V. Ongoing Monitoring

    Section 306(a) of the Trade Act (19 U.S.C. 2416(a)) provides that 
``[t]he Trade Representative shall monitor the implementation of each 
measure undertaken, or agreement that is entered into, by a foreign 
country to provide a satisfactory resolution of a matter subject to 
investigation. . . .'' Section 306(b) (19 U.S.C. 2416(b)) provides that 
``[i]f, on the basis of the monitoring carried out under subsection 
(a), the Trade Representative considers that a foreign country is not 
satisfactorily implementing a measure or agreement referred to in 
subsection (a), the Trade Representative shall determine what further 
action the Trade Representative shall take under section [301(a)].'' 
Pursuant to section 306(a) of the Trade Act, the U.S. Trade 
Representative, in coordination with Treasury, will monitor the 
implementation of the

[[Page 68297]]

political agreement on an OECD/G20 Two-Pillar Solution as pertaining to 
DSTs, the commitments under the joint statement, and associated 
measures.

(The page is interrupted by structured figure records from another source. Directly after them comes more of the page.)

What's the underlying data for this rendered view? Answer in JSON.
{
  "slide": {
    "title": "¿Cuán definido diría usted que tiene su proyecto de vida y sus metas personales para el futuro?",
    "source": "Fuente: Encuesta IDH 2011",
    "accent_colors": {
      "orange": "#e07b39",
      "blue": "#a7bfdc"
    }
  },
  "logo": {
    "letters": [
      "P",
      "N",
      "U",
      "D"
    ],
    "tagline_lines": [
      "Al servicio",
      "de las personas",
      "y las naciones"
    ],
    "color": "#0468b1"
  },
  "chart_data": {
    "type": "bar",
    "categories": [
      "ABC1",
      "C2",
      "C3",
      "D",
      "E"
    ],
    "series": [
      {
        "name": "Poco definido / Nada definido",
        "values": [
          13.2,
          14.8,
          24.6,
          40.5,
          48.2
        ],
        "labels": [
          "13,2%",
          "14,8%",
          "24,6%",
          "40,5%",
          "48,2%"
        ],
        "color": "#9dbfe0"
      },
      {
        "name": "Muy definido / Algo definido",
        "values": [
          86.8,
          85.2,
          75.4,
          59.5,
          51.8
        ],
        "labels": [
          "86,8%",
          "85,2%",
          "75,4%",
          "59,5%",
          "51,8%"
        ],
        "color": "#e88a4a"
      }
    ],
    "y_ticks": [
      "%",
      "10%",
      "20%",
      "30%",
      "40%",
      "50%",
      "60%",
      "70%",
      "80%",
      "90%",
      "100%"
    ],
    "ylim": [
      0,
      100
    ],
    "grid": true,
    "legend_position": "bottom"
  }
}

Pursuant to section 306(b) of the Trade Act, if the U.S. 
Trade Representative, in consultation with Treasury, subsequently 
considers that Turkey is not satisfactorily implementing these 
political agreements or associated measures, then the U.S. Trade 
Representative will consider further action under section 301.

Annex

    The U.S. Trade Representative has decided to terminate the 
additional duties under heading 9903.90.06 of the HTSUS on articles the 
product of Turkey, as provided for in U.S. notes 27(a) and 27(b) to 
subchapter III of chapter 99 of the HTSUS. The termination of these 
additional duties is effective on November 28, 2021.
    In accordance with this determination, the U.S. Trade 
Representative has determined to modify the HTSUS by: (1) Deleting U.S. 
notes 27(a) and 27(b) to subchapter III of chapter 99 of the HTSUS; and 
(2) by deleting HTSUS heading 9903.90.06. The modifications of the 
HTSUS are effective on November 28, 2021. Any provisions of previous 
notices issued in this investigation that are inconsistent with this 
notice are superseded to the extent of such inconsistency.

Greta Peisch,
General Counsel, Office of the United States Trade Representative.